TÜBINGEN. Salatöl im Keller des eigenen Wohnhauses verbrennen und damit heizen und Strom erzeugen? Das hört sich abenteuerlich an. Ist es aber nicht. Auf diese Weise könnten private Haushalte sogar dazu beitragen, den CO2-Ausstoß zu reduzieren. Die Voraussetzung: Das Öl, genauer gesagt Rapsöl, wird in einem Miniblockheizkraftwerk verbrannt. Das ist so klein, dass es in jeden Heizkeller passt.

Entwickelt wurde das Gerät namens „Dachs“ von Senertec, einem Spezialisten für diese Mini-Anlagen. Zu sehen ist es erstmals auf der Heizungsfachmesse ISH, die von morgen an bis einschließlich Samstag in Frankfurt stattfindet. Doch das Schweinfurter Unternehmen ist nicht der einzige Anbieter von Minikraftwerken – wenn auch bislang in Deutschland der größte. 16 000 Anlagen haben die Franken ausgeliefert, 3 000 gehen jährlich in Betrieb.

Bislang eingesetzte Dachse verwenden Erdgas. Geräte anderer Hersteller arbeiten teilweise mit Dampf, wie das der Firma Otag, die in diesem Jahr 500 Geräte absetzen will. Der Hersteller aus dem Hochsauerland arbeitet zudem an einer Variante, mit der nachwachsende Rohstoffe genutzt werden können und hat für 2008 eine Anlage mit Holzpellets geplant. Die Tüftler von Sunmachine haben ein Gerät für Holzpellets bereits fertig, allerdings ist es noch nicht serienreif.

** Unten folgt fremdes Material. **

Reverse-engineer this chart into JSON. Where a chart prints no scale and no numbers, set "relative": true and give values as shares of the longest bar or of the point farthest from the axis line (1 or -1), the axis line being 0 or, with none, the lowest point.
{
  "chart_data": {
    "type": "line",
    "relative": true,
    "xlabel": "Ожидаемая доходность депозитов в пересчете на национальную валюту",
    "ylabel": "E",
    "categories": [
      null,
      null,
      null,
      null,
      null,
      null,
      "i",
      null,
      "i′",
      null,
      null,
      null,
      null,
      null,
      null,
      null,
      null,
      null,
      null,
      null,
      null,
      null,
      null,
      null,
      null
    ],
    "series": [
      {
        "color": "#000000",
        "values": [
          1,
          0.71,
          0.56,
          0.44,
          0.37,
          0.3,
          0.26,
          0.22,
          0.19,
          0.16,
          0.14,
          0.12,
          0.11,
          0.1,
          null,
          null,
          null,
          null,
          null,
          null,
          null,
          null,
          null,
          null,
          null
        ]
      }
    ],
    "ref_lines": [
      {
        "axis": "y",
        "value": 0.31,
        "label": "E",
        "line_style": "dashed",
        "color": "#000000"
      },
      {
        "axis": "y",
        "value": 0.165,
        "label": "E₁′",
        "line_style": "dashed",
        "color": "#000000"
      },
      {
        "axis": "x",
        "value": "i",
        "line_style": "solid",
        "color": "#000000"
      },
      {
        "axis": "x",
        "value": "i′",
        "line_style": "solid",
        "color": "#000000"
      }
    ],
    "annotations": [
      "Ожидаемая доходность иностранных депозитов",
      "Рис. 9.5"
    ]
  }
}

Auch traditionelle Hersteller von Heizungsanlagen wie Vaillant, Viessmann oder Buderus beschäftigen sich mit der so genannten Kraft-Wärme-Kopplung. Sie haben bereits Blockheizkraftwerke im Programm oder denken über den Einstieg in den Markt nach. Die Vaillant-Tochter Powerplus mit Sitz in Gera/Thüringen vermarktet das Mini-Blockheizkraftwerk Ecopower. Dessen Vorteil: Es passt sich unterschiedlichem Wärmebedarf an.

Viessmann hält sich im Vorfeld der Branchenmesse jedoch bedeckt. Die Vorstellung eines eigenen Produkts sei durchaus denkbar, so die Pressestelle. Bei Buderus seien diese Geräte dagegen erst „ein Zukunftsthema“, so eine Pressesprecherin.

Für die Technologie der Kraft-Wärme-Kopplung (KWK) spricht vor allem die Klimabilanz: „Mit erdgasbetriebenen Mini-KWK-Anlagen lässt sich der CO2-Ausstoß im Vergleich zu einem Gasbrennwertkessel der neuesten Generation und zur Stromerzeugung in modernen Gaskraftwerken um bis zu 30 Prozent senken“, sagt Martin Pehnt, Projektleiter am Heidelberger Umweltforschungsinstitut Ifeu vor.